About a week ago, in fact, the DOJ came back and offered to dismiss the entire forfeiture case if everyone involved, including multiple Harborside patients tied to the case, would agree not to file any further legal claims. It took until Monday to get all involved parties to sign, Wykowski said.
Wykowski added there’s one outstanding forfeiture case against a major dispensary in California that he knows of, Berkeley Patients Group. He represents that dispensary and is confident that case will be dismissed, too.
The DOJ did not respond to a request for comment from Marijuana Business Daily on Tuesday.
A little help from some friends
Additional factors also appeared to play a role in the Justice Department’s decision to abandon the case.
The two lawmakers who penned the Rohrabacher-Farr Amendment put pressure on the department, angry that it had interpreted the amendment differently and continued to spend federal dollars to pursue cases against state-legal dispensaries.
A spokesman for U.S. Rep.

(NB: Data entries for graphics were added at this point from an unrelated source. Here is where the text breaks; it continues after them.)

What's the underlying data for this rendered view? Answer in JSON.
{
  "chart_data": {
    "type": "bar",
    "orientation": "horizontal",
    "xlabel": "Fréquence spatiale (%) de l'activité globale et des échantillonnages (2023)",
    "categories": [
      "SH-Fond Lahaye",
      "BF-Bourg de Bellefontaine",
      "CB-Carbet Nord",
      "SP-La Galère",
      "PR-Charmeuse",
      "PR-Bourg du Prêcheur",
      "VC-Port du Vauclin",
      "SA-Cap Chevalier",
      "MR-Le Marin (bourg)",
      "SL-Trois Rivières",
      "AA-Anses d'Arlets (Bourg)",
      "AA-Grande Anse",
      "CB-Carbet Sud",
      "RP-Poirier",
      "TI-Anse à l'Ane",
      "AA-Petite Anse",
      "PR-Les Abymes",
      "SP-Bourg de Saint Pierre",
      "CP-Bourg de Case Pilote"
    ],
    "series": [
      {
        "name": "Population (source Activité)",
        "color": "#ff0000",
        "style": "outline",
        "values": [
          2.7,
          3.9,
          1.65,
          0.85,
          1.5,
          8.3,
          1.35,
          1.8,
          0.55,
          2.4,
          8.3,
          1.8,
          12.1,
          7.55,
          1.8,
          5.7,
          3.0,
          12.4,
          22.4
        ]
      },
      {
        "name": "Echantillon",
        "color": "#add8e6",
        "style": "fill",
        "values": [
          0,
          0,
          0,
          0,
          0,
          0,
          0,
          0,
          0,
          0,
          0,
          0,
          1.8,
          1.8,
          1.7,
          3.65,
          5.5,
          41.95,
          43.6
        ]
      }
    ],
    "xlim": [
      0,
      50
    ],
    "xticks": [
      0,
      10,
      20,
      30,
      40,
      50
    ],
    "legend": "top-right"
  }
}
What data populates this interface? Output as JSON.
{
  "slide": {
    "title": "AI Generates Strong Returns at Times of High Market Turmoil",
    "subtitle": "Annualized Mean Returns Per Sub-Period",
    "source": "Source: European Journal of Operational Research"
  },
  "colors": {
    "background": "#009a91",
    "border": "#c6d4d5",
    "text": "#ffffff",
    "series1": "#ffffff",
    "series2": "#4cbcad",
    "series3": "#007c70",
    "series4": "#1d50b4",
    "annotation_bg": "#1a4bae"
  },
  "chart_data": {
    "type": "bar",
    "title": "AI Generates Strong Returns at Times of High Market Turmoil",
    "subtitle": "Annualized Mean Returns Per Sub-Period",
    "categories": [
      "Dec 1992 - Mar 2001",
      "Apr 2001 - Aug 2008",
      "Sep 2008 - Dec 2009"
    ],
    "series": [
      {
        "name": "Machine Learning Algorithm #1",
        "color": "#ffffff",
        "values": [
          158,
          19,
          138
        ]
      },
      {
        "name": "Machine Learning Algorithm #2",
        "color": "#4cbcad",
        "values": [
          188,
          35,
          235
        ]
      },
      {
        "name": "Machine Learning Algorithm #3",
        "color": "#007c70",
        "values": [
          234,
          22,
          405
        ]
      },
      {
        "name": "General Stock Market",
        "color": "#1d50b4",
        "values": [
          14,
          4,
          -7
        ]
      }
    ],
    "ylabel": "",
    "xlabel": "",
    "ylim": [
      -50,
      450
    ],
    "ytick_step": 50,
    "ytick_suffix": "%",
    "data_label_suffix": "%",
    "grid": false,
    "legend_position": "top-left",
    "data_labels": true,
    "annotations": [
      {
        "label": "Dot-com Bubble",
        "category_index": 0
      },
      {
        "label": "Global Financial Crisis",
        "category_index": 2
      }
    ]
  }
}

Sam Farr, a California Democrat, said Harborside’s Wykowski was correct in his interpretation of the amendment’s intent, and that the DOJ was not legally supposed to spend the money.
“The federal government is finally realizing that California does not want limited resources wasted attacking medical marijuana providers,” Farr said in a statement to Marijuana Business Daily. “This victory gives patients confidence that they will have continued access to their medicine, not just in Oakland but all over California.”
Herzberg, the attorney, predicted: “It’s the start of the federal government beginning to respect states’ laws in this area.”
But he acknowledged “there’s a long way to go,” including tax issues, the marijuana industry’s banking woes, and the fact that cannabis remains on the federal list of Schedule 1 controlled substances.
“Until those issues are addressed, we’re going to have tremendous problems,” Herzberg added.